McAffee's father, Steven McAffee, told The Associated Press Wednesday he had no idea things were so bad between his daughter and Analco. He had just gone out to dinner with Analco a few weeks before the shooting, he said.

'I could have protected her'
Since Saturday, though, his daughters' friends have told him Analco was a heavy drinker and at least once took Nicole McAffee out to a graveyard, pulled a gun on her and told her to run.

But Nicole never told him anything was wrong.

"Why didn't she tell me?" he said. "I could have protected her ... I always told those girls they could tell me anything. I was buying their tampons when they were 12."

He said Analco would sometimes just show up at the apartment, but he would never hold or kiss his children.

"They just seemed like toys to him.
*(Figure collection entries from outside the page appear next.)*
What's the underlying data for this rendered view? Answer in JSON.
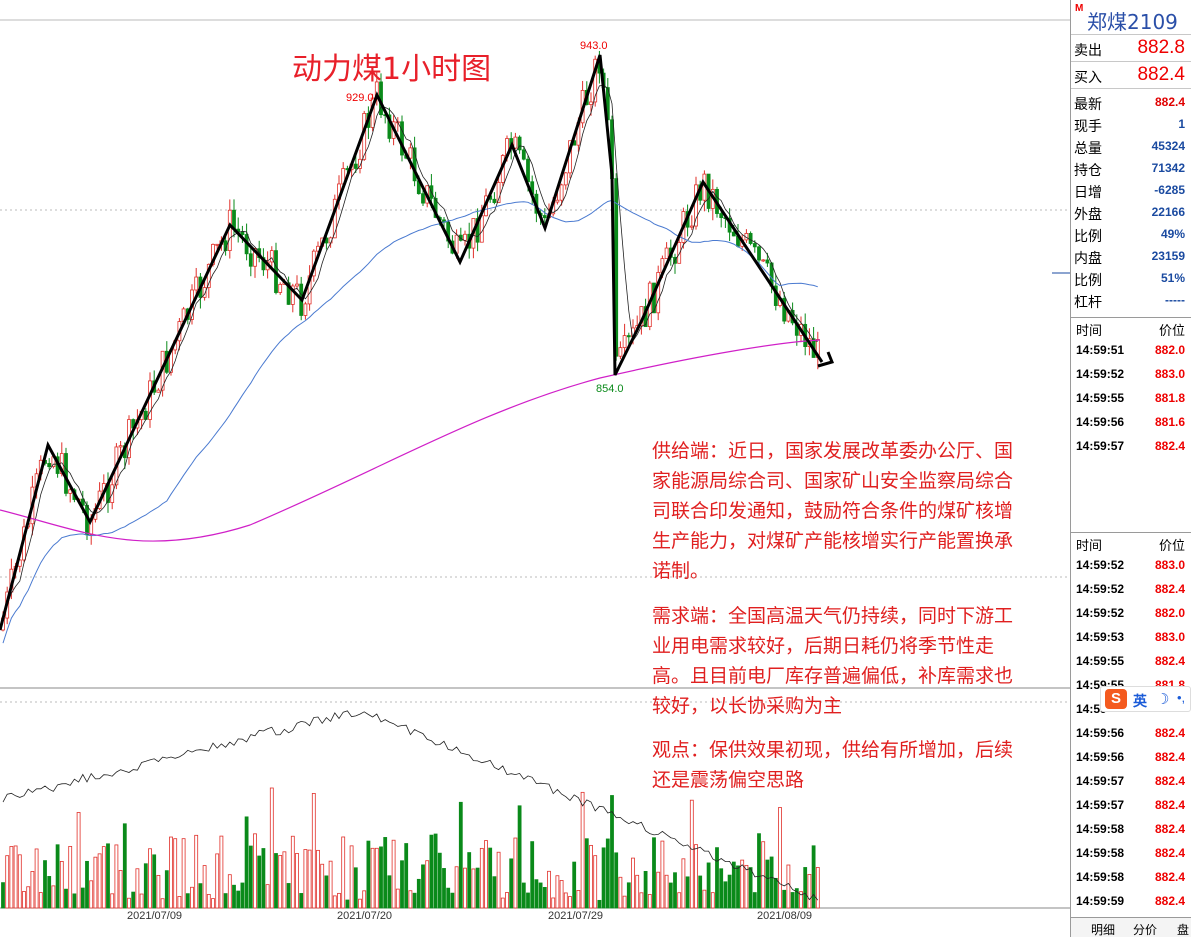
{
  "chart": {
    "title": "动力煤1小时图",
    "peak_label_1": "929.0",
    "peak_label_2": "943.0",
    "low_label": "854.0",
    "dates": [
      "2021/07/09",
      "2021/07/20",
      "2021/07/29",
      "2021/08/09"
    ],
    "colors": {
      "up": "#e0302a",
      "down": "#0a8a1a",
      "ma_long": "#d020c8",
      "ma_mid": "#4a7ad0",
      "wave": "#000000"
    }
  },
  "annotation": {
    "supply": "供给端：近日，国家发展改革委办公厅、国家能源局综合司、国家矿山安全监察局综合司联合印发通知，鼓励符合条件的煤矿核增生产能力，对煤矿产能核增实行产能置换承诺制。",
    "demand": "需求端：全国高温天气仍持续，同时下游工业用电需求较好，后期日耗仍将季节性走高。且目前电厂库存普遍偏低，补库需求也较好，以长协采购为主",
    "view": "观点：保供效果初现，供给有所增加，后续还是震荡偏空思路"
  },
  "panel": {
    "mark": "M",
    "code": "郑煤2109",
    "sell_label": "卖出",
    "sell_value": "882.8",
    "buy_label": "买入",
    "buy_value": "882.4",
    "stats": [
      {
        "label": "最新",
        "value": "882.4",
        "color": "#e00000"
      },
      {
        "label": "现手",
        "value": "1",
        "color": "#1a4aa0"
      },
      {
        "label": "总量",
        "value": "45324",
        "color": "#1a4aa0"
      },
      {
        "label": "持仓",
        "value": "71342",
        "color": "#1a4aa0"
      },
      {
        "label": "日增",
        "value": "-6285",
        "color": "#1a4aa0"
      },
      {
        "label": "外盘",
        "value": "22166",
        "color": "#1a4aa0"
      },
      {
        "label": "比例",
        "value": "49%",
        "color": "#1a4aa0"
      },
      {
        "label": "内盘",
        "value": "23159",
        "color": "#1a4aa0"
      },
      {
        "label": "比例",
        "value": "51%",
        "color": "#1a4aa0"
      },
      {
        "label": "杠杆",
        "value": "-----",
        "color": "#1a4aa0"
      }
    ],
    "tick_header_time": "时间",
    "tick_header_price": "价位",
    "ticks_a": [
      {
        "time": "14:59:51",
        "price": "882.0"
      },
      {
        "time": "14:59:52",
        "price": "883.0"
      },
      {
        "time": "14:59:55",
        "price": "881.8"
      },
      {
        "time": "14:59:56",
        "price": "881.6"
      },
      {
        "time": "14:59:57",
        "price": "882.4"
      }
    ],
    "ticks_b": [
      {
        "time": "14:59:52",
        "price": "883.0"
      },
      {
        "time": "14:59:52",
        "price": "882.4"
      },
      {
        "time": "14:59:52",
        "price": "882.0"
      },
      {
        "time": "14:59:53",
        "price": "883.0"
      },
      {
        "time": "14:59:55",
        "price": "882.4"
      },
      {
        "time": "14:59:55",
        "price": "881.8"
      },
      {
        "time": "14:59",
        "price": ""
      },
      {
        "time": "14:59:56",
        "price": "882.4"
      },
      {
        "time": "14:59:56",
        "price": "882.4"
      },
      {
        "time": "14:59:57",
        "price": "882.4"
      },
      {
        "time": "14:59:57",
        "price": "882.4"
      },
      {
        "time": "14:59:58",
        "price": "882.4"
      },
      {
        "time": "14:59:58",
        "price": "882.4"
      },
      {
        "time": "14:59:58",
        "price": "882.4"
      },
      {
        "time": "14:59:59",
        "price": "882.4"
      }
    ],
    "tabs": [
      "明细",
      "分价",
      "盘"
    ]
  },
  "ime": {
    "logo": "S",
    "mode": "英",
    "moon": "☽",
    "dots": "•,"
  }
}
Like objects," McAffee said, calling Analco a "psychopath" and a "maniac."

Steven McAffee said he had learned Analco, who didn't live in the apartment, was stealing his daughters' mail and had discovered a letter from one of Nicole McAffee's ex-boyfriends on the day of the murders.

He said he had spoken with Ashley's husband, Gaspar Huerta, Ashley Huerta's husband, who escaped the shooting by leaping out a window. He told him Analco shot Ashley Huerta twice in the back as she tried to get away and saved Nicole McAffee for last.
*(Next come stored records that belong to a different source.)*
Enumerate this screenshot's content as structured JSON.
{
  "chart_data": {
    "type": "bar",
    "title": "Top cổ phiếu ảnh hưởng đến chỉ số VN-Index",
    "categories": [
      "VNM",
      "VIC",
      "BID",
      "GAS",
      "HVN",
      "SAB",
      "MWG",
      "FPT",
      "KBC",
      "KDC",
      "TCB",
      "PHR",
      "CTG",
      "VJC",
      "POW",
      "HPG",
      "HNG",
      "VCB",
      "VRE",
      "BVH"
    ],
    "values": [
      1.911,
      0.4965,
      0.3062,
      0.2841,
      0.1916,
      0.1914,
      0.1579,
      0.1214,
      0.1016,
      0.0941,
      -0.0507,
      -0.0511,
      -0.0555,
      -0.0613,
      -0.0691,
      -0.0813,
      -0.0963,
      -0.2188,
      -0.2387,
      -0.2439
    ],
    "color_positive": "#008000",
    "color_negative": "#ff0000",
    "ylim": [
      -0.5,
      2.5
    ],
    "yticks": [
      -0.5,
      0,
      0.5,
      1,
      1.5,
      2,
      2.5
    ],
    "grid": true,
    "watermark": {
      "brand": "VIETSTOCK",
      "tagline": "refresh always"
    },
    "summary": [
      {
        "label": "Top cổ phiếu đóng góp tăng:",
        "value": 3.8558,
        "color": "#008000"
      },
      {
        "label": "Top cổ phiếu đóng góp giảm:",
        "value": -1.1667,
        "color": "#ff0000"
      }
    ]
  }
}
Nicole McAffee swept the couple's 1-year-old daughter, Jasmine Analco, into her arms and begged Analco not to shoot her, too, Steven McAffee said. But he reloaded and gunned her down, Steven McAffee said.

He said his daughter had to have known she was going to die.

"I can just imagine the terror," he said.

One mystery not solved
Walworth County Sheriff's Deputy Kirk Dodge, a member of the SWAT team that stormed the apartment, found Jasmine Analco in a van outside the apartment. It's unclear how she got there; Steven McAffee said that's the part he can't figure out.

Dodge carried her in his arms to Delavan Police Sgt. Todd Wiese, who placed the girl on the trunk of his squad car so a SWAT paramedic could bandage her wounds.

The girl wasn't making any sounds, he said, but her eyes were open. He removed her shirt and saw she had been shot in the chest, Wiese said.

That's when SWAT commanders made the decision to take the house. When the team came out, they were in shock, fighting back tears, staring blankly into space, biting their lips, Sheriff David Graves said.

"They've handled a lot of stuff," Graves said. "But the look on their faces, I've never seen."

McAffee said the pain will never end.

"I'll never be over it," he said. "They were all part of me."